With energy prices on the up and up, we’re all seeking new ways to get the most out of our horizontal radiators and keep our household bills in check.
Is adding a lick of specialist paint the key to making your old white radiators more efficient?
Metal radiators work by both radiation and convective heat, so while paint might affect the radiant part of the heating process, it probably doesn’t have much impact on a radiator’s overall efficiency. Therefore, if you were thinking of taking a paint brush to your radiators, you might be wasting your time and money as the results won’t make that much of a difference.
What About Black Radiators?
There is a bit of a myth surrounding black radiators and the belief that they conduct heat far more effectively than their white radiator counterparts, but again any results found have been so insignificant that we are unable to say that black radiators really offer greater heat efficiency.
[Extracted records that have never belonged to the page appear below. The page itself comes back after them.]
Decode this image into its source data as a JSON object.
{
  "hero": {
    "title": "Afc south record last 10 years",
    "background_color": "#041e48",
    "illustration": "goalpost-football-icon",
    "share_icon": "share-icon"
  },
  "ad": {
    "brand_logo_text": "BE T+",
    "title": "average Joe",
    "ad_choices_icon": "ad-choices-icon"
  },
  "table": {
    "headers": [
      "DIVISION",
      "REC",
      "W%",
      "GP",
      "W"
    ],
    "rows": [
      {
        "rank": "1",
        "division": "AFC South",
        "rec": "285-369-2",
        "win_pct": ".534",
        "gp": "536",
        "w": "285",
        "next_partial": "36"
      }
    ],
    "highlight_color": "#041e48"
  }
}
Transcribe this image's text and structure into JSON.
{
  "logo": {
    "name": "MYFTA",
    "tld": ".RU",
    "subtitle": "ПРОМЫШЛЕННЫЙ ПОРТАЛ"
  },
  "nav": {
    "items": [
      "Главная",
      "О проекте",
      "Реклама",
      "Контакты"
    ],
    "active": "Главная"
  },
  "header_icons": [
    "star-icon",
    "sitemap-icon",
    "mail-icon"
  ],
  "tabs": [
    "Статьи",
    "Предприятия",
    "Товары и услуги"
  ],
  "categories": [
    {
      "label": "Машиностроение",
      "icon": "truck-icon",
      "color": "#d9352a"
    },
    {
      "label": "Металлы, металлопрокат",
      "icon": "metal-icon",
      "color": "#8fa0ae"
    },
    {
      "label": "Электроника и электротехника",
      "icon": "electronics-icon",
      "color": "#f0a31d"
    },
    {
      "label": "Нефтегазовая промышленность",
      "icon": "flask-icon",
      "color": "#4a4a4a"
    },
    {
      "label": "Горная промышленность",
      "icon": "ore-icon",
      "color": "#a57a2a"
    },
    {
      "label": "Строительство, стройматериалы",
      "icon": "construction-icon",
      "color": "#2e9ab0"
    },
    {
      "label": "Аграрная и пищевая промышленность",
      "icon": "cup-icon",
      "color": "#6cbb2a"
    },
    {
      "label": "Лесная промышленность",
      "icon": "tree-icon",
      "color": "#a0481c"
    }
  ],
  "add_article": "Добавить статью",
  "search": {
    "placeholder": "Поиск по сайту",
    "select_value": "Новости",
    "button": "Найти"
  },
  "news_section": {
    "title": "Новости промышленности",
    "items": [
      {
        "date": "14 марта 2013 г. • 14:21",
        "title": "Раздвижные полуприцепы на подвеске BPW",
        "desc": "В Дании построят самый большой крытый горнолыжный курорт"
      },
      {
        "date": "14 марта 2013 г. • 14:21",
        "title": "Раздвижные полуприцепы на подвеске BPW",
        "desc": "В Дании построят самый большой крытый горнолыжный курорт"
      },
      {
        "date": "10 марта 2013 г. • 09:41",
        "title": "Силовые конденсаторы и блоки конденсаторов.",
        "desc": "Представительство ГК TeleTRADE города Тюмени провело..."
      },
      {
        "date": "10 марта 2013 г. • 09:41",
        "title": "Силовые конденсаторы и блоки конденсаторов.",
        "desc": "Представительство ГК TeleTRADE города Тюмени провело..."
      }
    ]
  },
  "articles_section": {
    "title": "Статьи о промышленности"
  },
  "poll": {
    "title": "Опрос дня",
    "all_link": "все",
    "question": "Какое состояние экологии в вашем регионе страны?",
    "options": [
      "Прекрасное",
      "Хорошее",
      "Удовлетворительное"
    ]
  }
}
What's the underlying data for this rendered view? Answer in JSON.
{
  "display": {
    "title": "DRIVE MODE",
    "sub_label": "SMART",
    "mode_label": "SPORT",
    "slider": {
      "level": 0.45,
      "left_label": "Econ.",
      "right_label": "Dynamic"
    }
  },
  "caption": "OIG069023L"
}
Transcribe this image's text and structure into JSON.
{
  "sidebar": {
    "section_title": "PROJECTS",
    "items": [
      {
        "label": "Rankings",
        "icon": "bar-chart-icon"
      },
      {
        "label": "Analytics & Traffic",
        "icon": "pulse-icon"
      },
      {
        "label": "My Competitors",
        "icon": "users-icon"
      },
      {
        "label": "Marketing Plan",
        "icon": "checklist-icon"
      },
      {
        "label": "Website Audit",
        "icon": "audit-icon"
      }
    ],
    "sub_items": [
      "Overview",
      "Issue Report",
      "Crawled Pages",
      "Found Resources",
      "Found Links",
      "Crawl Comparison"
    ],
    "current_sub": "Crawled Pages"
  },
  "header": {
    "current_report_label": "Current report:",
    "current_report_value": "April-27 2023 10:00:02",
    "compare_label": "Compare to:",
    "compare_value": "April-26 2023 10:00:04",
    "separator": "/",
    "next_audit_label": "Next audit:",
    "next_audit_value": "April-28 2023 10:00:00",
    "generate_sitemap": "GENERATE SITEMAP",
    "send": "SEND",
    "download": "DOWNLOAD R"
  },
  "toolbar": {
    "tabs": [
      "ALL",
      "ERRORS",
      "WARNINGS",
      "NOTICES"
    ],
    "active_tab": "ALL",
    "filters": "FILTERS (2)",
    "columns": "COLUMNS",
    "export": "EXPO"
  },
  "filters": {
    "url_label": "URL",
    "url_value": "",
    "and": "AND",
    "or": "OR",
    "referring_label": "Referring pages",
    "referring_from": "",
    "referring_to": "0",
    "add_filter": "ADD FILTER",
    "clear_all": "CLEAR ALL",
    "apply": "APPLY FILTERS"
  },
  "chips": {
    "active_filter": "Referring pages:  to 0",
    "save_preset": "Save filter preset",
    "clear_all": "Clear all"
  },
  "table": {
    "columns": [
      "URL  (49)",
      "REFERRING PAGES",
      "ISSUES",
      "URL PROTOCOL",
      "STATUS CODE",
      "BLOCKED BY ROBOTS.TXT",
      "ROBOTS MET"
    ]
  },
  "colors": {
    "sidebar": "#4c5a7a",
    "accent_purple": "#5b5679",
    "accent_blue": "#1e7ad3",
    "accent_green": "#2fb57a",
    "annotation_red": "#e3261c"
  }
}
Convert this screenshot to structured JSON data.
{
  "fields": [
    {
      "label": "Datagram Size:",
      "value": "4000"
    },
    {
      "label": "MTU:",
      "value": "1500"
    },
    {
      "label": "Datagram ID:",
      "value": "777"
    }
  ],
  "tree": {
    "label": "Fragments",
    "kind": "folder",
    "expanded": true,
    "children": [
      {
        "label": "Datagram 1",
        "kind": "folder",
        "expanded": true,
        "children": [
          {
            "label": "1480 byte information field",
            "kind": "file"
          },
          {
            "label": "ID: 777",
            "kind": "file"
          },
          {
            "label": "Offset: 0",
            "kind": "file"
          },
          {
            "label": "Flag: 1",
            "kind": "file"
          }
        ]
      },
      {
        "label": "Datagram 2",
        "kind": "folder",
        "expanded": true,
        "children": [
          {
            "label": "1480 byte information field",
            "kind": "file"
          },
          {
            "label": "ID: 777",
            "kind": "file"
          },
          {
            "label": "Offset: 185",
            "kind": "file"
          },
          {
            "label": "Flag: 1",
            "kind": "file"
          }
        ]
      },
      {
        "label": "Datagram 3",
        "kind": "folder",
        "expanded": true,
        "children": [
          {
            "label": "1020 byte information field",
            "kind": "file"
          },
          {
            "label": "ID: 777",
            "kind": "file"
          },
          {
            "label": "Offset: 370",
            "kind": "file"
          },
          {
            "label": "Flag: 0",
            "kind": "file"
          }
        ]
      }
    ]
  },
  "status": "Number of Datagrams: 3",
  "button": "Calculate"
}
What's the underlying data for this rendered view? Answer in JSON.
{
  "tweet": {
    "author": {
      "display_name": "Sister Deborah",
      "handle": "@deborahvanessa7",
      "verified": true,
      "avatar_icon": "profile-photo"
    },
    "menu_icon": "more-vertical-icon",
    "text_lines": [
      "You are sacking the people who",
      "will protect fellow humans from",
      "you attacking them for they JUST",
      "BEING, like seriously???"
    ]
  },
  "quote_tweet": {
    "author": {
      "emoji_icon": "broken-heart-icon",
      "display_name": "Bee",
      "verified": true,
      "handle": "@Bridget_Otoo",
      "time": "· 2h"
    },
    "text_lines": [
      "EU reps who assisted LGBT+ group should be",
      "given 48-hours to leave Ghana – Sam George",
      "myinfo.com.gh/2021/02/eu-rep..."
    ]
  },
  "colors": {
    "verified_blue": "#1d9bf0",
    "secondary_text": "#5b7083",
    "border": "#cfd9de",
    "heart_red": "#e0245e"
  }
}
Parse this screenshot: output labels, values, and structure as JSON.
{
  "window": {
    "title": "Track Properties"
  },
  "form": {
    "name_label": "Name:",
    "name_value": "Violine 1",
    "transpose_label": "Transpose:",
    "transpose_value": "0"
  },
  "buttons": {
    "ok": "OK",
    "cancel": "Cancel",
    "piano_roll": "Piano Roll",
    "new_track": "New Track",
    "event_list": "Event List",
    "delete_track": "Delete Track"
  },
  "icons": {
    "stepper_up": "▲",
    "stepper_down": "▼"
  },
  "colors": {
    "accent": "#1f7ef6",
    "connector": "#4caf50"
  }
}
However, one thing that everyone can agree on is the fact that black radiators look incredibly stylish and sleek when adorning walls around the home. You should ultimately choose the coloured radiators that suit your personal taste and décor style for their looks rather than their heating prowess as most modern radiators offer good levels of heat regardless of their hue.
What Can I Do to Make My White Radiators More Efficient?
Instead of getting hung up on which coloured radiators offer the best heat output or picking up some pricey paint to try and get the most out of your central heating system, there are a few ways that you can ensure that your radiators stay in tip-top conditional and are working to their optimal levels.
Give Your Central Heating System a Little TLC
To keep your white radiators working correctly all year round, it’s a good idea to fire up your central heating system every few months to check that everything is working properly. Generally speaking, our radiators are given a bit of a break during the summer months, and it is only when we come to turn them up when the temperatures start to drop that we spot problems.
Therefore, it’s a good idea to get a gas engineer or central heating specialist to come out to give your white or coloured radiators the once over during the warmer months as this gives you time to replace your radiators before winter hits and you really need them should there be a problem. It’s also a good opportunity to carry out essential boiler maintenance.
Gas engineers are usually overwhelmed with work during the colder months as homeowners fail to maintain and check their central heating during the summer, so to avoid sitting in a freezing house waiting for your engineer to get around to you, get proactive and get your central heating and radiators serviced during the warmer months just in case.
Remove Any Unwanted Build-Up
Over time, both vertical radiators and horizontal heating units can suffer from a build-up of sludge and debris which can stop them working as well as they should be. This build-up prevents the warm water circulating around the radiator and can lead to cold spots – far from ideal if you want to keep your home warm and cosy when winter comes around.
As your radiators are having to work much harder to heat up due to this residue, you might find that you’ll be getting larger energy bills if you don’t take steps to remedy these cold spots, so it really is in your best interest to get to the bottom of the problem as soon as you can.
Luckily, removing these build-ups for vertical or horizontal heating units is pretty straight forward and something that you can do yourself with a little time and a few household items that you’ve probably already got lying around in your garage or garden shed.
To get started you’ll need a few old towels, a pair of pliers and a large bowl or bucket to catch any liquid when it escapes your radiators. First, make sure that your central heating system is turned off, and your coloured radiators are cool to the touch to safeguard against burns.
Layout the old towels under the radiators’ release valves and have your bucket handy. Next, use the pliers to open the valves and place your bowl or bucket underneath for as long as it takes to capture any liquid in the radiator. Make sure that you give the radiator a few extra minutes to expel the contents as the sludge might be right at the bottom and the last thing to come out. This is why we recommend using a few old towels to protect your flooring.
If you’ve spotted quite a lot of rusty water coming from your current radiators, it might be time to consider getting some new designs that will offer far better heat efficiency and will be free from rust which builds up in the system causing cold spots and blockages.
Once you’ve closed the radiator valves, go around the house carrying out the same process until all radiators have been bled. Next, you’ll need a little central heating cleaning fluid. This is readily available from any DIY shop for just a few pounds and will help cleanse the system and break down any remaining sludge.
Add this to your system and leave it to work for as long as the product packaging states. Now, you can top your central heating system back up and turn it on. Next, go around your radiators checking for any remaining cold spots and repeat the process if necessary.